Add a local persistent key-value store to a Rust CLI tool or desktop app without running a separate database server.
Store typed key-value data that survives a program crash, with ACID transactions ensuring nothing is half-written.
Handle multiple concurrent readers without blocking writes in a Rust application that needs high read throughput.
Replace SQLite in a Rust app when you only need key-value storage and want compile-time type checking on table keys and values.
Add as a Cargo dependency, no external dependencies or server processes required.

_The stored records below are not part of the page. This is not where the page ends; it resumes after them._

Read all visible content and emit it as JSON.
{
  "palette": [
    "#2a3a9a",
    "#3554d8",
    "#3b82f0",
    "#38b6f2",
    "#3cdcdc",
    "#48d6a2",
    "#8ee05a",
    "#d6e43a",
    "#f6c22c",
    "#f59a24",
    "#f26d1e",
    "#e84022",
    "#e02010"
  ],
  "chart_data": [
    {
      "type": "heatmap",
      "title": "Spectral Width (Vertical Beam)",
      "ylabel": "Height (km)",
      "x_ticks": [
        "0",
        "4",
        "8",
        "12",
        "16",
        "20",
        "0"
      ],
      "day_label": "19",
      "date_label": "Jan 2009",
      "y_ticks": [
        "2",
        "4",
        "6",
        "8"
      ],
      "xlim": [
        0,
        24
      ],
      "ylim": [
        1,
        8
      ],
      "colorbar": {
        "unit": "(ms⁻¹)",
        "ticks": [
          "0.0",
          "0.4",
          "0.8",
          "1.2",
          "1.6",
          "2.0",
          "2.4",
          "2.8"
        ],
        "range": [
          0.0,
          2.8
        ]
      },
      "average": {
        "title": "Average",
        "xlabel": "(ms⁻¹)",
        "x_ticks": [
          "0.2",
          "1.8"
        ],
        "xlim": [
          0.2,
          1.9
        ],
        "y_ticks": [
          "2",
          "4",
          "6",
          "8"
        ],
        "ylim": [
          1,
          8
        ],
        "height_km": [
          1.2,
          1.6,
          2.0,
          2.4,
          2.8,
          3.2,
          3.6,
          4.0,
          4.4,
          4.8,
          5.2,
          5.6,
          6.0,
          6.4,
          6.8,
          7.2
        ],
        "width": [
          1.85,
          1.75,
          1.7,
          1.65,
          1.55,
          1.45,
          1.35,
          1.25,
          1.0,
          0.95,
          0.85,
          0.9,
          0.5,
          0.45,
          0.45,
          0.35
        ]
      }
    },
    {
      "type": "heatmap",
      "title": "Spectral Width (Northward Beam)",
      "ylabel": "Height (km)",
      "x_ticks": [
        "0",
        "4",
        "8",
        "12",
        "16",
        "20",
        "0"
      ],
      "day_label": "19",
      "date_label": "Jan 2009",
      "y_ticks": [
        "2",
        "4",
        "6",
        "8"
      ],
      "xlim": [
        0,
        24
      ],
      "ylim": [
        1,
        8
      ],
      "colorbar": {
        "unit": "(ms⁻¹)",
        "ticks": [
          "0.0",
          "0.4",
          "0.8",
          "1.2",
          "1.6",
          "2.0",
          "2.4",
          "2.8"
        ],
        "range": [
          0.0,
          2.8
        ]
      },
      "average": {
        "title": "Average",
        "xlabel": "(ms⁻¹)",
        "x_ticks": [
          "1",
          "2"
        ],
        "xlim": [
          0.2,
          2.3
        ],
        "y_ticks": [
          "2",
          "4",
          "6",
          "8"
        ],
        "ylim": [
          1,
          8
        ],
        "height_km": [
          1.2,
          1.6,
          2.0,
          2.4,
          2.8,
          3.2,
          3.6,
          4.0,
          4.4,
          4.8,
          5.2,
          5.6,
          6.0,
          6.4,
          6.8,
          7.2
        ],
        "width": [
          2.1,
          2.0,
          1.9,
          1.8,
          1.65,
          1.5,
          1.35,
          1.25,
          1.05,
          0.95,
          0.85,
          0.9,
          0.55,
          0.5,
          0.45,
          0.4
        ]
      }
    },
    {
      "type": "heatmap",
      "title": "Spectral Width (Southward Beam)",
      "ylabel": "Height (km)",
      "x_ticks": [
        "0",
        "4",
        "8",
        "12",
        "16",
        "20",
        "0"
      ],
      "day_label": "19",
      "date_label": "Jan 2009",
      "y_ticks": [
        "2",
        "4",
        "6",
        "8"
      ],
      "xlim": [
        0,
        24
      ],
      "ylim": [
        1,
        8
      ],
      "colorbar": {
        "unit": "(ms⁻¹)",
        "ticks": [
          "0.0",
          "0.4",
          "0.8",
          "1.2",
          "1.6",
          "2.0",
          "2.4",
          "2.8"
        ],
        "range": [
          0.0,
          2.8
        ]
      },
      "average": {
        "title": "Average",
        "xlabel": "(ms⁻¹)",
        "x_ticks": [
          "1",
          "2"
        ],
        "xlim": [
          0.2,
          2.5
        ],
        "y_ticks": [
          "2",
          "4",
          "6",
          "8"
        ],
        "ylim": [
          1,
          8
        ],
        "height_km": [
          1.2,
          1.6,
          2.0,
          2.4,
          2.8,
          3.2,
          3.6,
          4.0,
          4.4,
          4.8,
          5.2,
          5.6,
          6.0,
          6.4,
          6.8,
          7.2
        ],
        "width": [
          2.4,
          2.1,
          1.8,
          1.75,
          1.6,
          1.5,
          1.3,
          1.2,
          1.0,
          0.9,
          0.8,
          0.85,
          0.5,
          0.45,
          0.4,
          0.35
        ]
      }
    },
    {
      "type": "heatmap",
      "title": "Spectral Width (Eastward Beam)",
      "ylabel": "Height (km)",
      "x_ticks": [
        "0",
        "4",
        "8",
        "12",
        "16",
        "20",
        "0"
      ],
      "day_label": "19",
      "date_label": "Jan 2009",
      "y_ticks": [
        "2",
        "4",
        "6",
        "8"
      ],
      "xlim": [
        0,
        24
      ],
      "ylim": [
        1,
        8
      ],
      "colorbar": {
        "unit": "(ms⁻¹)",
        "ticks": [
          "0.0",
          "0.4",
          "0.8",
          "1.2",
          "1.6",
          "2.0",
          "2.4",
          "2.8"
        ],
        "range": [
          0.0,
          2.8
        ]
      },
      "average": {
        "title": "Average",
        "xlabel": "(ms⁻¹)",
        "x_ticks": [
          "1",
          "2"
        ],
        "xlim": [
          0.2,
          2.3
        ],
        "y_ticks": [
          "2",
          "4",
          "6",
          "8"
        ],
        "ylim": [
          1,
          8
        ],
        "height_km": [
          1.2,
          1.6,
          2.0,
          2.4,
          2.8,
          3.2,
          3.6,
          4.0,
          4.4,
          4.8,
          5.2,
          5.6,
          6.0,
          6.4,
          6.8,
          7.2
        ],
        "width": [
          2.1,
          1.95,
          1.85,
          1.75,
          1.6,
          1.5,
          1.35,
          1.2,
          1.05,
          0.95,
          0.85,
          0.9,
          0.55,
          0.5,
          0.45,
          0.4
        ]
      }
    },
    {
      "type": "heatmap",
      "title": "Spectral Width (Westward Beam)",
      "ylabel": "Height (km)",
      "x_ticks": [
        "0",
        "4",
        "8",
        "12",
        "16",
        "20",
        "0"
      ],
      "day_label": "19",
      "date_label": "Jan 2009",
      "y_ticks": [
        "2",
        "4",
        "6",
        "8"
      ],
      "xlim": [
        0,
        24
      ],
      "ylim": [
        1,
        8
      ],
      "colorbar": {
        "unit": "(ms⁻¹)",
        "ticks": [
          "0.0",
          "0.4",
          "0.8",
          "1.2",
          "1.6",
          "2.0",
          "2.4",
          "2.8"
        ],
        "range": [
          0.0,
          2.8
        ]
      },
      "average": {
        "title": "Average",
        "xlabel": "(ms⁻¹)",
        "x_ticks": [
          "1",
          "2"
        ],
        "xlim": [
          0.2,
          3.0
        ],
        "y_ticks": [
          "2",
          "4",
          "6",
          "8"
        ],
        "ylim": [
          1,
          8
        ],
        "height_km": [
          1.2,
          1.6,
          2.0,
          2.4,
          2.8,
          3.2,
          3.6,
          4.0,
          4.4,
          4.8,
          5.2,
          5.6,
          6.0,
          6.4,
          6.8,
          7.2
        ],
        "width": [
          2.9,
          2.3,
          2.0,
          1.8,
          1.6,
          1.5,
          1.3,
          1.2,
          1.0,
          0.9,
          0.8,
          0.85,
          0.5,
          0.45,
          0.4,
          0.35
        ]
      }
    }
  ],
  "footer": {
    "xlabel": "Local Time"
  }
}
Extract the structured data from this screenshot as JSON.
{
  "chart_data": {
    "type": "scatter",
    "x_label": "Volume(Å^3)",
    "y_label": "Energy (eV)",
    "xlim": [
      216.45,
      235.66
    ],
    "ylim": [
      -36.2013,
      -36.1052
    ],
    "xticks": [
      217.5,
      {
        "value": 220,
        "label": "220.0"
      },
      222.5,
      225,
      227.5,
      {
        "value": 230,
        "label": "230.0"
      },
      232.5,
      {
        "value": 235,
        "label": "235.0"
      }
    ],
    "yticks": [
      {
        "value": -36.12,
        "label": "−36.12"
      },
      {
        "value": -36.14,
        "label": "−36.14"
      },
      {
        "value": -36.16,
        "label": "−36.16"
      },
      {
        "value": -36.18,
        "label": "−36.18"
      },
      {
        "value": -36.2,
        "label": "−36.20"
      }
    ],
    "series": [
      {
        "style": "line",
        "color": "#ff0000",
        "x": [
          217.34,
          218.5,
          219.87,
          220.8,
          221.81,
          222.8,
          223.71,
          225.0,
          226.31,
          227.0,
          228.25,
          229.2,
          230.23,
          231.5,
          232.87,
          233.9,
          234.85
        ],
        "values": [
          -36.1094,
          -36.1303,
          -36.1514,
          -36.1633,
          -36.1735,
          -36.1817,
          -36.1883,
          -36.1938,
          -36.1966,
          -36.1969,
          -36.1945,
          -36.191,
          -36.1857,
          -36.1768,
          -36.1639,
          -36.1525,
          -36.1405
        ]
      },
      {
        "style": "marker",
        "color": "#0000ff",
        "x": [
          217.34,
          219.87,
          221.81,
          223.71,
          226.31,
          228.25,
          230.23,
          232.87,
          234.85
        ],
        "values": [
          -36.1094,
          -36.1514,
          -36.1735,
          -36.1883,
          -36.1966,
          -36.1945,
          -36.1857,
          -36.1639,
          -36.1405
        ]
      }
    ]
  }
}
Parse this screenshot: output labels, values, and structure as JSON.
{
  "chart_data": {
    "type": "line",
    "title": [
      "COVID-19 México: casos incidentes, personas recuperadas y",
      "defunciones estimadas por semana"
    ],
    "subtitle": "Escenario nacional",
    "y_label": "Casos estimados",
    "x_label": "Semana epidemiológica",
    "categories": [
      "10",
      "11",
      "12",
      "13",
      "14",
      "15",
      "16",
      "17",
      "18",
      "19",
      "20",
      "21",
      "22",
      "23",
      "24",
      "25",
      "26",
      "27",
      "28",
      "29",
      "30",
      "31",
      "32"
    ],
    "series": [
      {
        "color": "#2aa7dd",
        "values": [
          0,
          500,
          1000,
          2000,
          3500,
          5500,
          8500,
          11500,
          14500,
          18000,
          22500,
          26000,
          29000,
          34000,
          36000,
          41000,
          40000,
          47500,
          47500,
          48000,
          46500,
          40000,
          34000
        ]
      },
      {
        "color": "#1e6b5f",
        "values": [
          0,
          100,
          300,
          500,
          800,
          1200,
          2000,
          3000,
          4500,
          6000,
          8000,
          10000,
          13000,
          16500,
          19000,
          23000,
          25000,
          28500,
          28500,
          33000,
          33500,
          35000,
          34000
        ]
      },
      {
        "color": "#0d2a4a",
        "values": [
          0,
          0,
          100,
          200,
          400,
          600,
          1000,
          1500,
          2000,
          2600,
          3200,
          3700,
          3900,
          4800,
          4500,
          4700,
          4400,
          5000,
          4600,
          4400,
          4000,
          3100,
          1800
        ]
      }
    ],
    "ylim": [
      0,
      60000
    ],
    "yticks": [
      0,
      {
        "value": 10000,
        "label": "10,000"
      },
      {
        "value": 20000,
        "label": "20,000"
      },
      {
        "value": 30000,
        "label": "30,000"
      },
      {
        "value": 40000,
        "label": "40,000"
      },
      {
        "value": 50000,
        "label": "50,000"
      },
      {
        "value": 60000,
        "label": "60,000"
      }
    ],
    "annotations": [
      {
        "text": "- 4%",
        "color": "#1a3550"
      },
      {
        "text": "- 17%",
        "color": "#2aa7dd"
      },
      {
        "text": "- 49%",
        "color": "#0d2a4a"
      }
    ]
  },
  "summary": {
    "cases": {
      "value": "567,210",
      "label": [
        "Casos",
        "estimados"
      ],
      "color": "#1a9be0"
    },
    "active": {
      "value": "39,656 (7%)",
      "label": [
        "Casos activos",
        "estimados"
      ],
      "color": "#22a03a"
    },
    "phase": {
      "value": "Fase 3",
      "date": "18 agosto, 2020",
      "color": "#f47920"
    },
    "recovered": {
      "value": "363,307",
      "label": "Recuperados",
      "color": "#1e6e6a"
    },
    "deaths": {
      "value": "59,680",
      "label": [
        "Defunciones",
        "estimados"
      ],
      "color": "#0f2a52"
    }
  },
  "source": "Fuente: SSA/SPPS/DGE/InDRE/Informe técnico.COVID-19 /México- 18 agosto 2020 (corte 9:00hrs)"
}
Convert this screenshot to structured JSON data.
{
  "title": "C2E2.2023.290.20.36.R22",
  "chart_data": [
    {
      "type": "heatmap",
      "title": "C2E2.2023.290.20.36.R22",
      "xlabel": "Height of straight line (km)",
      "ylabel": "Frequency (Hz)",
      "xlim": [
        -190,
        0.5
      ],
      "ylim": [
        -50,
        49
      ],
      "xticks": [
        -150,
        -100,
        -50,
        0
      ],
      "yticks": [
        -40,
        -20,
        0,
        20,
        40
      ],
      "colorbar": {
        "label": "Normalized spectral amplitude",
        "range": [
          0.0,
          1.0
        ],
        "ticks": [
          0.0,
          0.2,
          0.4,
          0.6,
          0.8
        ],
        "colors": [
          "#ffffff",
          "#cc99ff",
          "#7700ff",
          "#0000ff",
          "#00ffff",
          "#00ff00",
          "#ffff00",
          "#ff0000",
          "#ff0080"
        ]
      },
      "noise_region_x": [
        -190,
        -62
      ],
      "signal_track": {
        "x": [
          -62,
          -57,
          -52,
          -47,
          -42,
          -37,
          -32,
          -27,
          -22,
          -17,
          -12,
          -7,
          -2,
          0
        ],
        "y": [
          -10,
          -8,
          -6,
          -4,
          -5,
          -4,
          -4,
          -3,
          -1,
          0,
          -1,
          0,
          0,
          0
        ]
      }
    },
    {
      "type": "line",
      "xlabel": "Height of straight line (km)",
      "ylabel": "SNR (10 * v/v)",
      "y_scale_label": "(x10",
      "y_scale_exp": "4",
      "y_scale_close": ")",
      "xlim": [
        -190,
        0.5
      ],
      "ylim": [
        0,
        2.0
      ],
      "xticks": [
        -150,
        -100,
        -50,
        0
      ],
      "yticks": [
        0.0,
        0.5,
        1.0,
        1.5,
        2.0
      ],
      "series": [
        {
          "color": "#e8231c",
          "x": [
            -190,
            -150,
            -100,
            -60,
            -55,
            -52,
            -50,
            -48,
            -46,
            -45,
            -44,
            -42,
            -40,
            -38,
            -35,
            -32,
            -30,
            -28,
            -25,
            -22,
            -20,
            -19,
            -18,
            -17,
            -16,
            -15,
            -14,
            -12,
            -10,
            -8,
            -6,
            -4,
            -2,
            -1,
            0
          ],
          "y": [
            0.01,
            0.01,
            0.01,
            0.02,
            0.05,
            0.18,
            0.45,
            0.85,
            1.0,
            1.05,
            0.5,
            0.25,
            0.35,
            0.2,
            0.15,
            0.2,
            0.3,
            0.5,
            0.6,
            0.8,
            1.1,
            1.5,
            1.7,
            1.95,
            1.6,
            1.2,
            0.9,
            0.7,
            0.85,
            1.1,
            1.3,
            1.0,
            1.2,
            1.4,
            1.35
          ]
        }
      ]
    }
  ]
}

redb is a database library written in Rust that you embed directly into your application. An embedded database means there is no separate database server to install or manage. Your program links to redb and uses it to store and retrieve data, all within the same process. The data lives in a single file on disk. The core storage model uses a B+ tree (a data structure commonly used in databases). Data is stored as key-value pairs, meaning every piece of information has a unique key and an associated value, like entries in a dictionary. The library is ACID-compliant, which means each transaction either fully succeeds or fully fails, data written to disk survives a crash, and concurrent access from multiple threads is handled safely. A notable design choice is MVCC, which stands for multi-version concurrency control. This lets multiple readers operate at the same time without blocking the writer, and without the writer blocking the readers. Each reader sees a consistent point-in-time snapshot of the data. The library also supports savepoints and rollbacks within a transaction, letting you undo partial work before committing. The README includes a short code example: create a database file, define a typed table, open a write transaction, insert a key-value pair, commit, then open a read transaction and retrieve the value. Tables are typed at compile time, so the Rust compiler checks that keys and values match the declared types. Benchmarks in the README compare redb against other embedded databases including lmdb, rocksdb, sled, fjall, and SQLite. redb is fastest at individual writes and competitive across most other workloads. lmdb is faster for bulk loads and random reads. rocksdb produces the most compact on-disk files. The file format is described as stable, meaning data stored by current versions will continue to work with future releases. The library is available under your choice of MIT or Apache 2.0 license.